County budget cuts taxes by 1.5%

By Tom Rivers, Editor Posted 12 November 2014 at 12:00 am

Without nursing home, total spending down 20%

ALBION – Orleans County property owners will pay less in county taxes next year, according to a county budget proposal that for the first time doesn’t include the nursing home.

The sale is expected to close soon after Jan. 1. The Villages of Orleans Health and Rehabilitation Center is being sold for $7.8 million to Comprehensive Healthcare Management Services LLC.

That will take 98 full-time and 64 part-time employees off the public payroll.
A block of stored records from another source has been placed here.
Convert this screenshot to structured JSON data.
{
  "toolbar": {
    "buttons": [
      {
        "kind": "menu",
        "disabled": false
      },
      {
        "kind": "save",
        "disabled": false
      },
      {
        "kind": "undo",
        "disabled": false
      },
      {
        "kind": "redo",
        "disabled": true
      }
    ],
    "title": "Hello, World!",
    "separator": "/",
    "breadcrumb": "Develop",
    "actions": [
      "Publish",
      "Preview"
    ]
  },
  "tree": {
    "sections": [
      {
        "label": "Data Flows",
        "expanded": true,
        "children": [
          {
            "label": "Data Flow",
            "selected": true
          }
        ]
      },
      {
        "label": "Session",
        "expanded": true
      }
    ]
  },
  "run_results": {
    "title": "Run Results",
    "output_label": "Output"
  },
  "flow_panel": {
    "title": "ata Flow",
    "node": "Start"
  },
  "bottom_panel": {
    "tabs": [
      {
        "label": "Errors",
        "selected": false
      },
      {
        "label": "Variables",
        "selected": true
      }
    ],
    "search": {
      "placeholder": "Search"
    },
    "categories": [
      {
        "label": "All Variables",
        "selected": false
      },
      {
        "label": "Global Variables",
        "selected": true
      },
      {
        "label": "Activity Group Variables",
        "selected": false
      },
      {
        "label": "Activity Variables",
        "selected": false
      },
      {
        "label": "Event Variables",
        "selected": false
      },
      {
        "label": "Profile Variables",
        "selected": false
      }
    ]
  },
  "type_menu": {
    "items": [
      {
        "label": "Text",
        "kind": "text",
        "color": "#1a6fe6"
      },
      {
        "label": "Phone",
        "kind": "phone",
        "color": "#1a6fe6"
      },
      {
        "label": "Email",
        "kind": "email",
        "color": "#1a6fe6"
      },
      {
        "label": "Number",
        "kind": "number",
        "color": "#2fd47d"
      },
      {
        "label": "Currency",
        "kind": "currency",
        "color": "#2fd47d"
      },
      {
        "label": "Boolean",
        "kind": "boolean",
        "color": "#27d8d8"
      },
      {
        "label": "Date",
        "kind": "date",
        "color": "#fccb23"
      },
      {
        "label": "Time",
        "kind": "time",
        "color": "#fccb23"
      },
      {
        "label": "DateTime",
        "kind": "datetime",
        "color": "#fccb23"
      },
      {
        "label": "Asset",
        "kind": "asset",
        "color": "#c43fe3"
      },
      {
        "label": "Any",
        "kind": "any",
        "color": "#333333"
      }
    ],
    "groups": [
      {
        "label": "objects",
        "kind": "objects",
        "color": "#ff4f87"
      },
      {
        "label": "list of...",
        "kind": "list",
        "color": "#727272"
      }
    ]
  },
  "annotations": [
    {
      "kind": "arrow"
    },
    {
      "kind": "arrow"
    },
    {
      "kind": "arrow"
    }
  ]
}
It will also save the county a projected $1.5 million subsidy for the nursing home in 2015.

County residents will see the tax rate fall by 22 cents, from $10.11 to $9.89 per $1,000 of assessed property.

If the county didn’t sell the nursing home, Legislature Chairman David Callard said property owners would have faced a 50-cent increase in the tax rate in 2015.

The Legislature will use some of the projected savings from the nursing home to boost some member agencies and also beef up infrastructure work, including replacing bridges and culverts.

“I believe this budget is one of the finest budgets the Legislature has prepared in a number of years,” Callard said during this afternoon’s Legislature meeting.

Overall spending would drop 19.4 percent from $79,786,629 to $65,015,266. The county’s tax levy, what it collects in taxes from property owners, would drop by 1.5 percent from $16,441,366 to $16,209,165.

This is the tentative budget as submitted by Chuck Nesbitt, the county’s chief administrative officer. Residents can comment on the plan during a public hearing at 7 p.m. Dec. 1 at the Orleans County Courthouse.

The budget increases the county allocation to the Orleans County Economic Development Agency from $150,000 to $170,000, the Soil and Water Conservation District from $57,750 to $75,000, the share to the Cornell Cooperative Extension from $219,500 to $225,000, Genesee-Orleans Regional Council on the Arts from $1,000 to $3,000, and the Sportsmen Federation from $500 to $1,000. The four public libraries will remain at a collective $10,000 from the county, according to the budget proposal.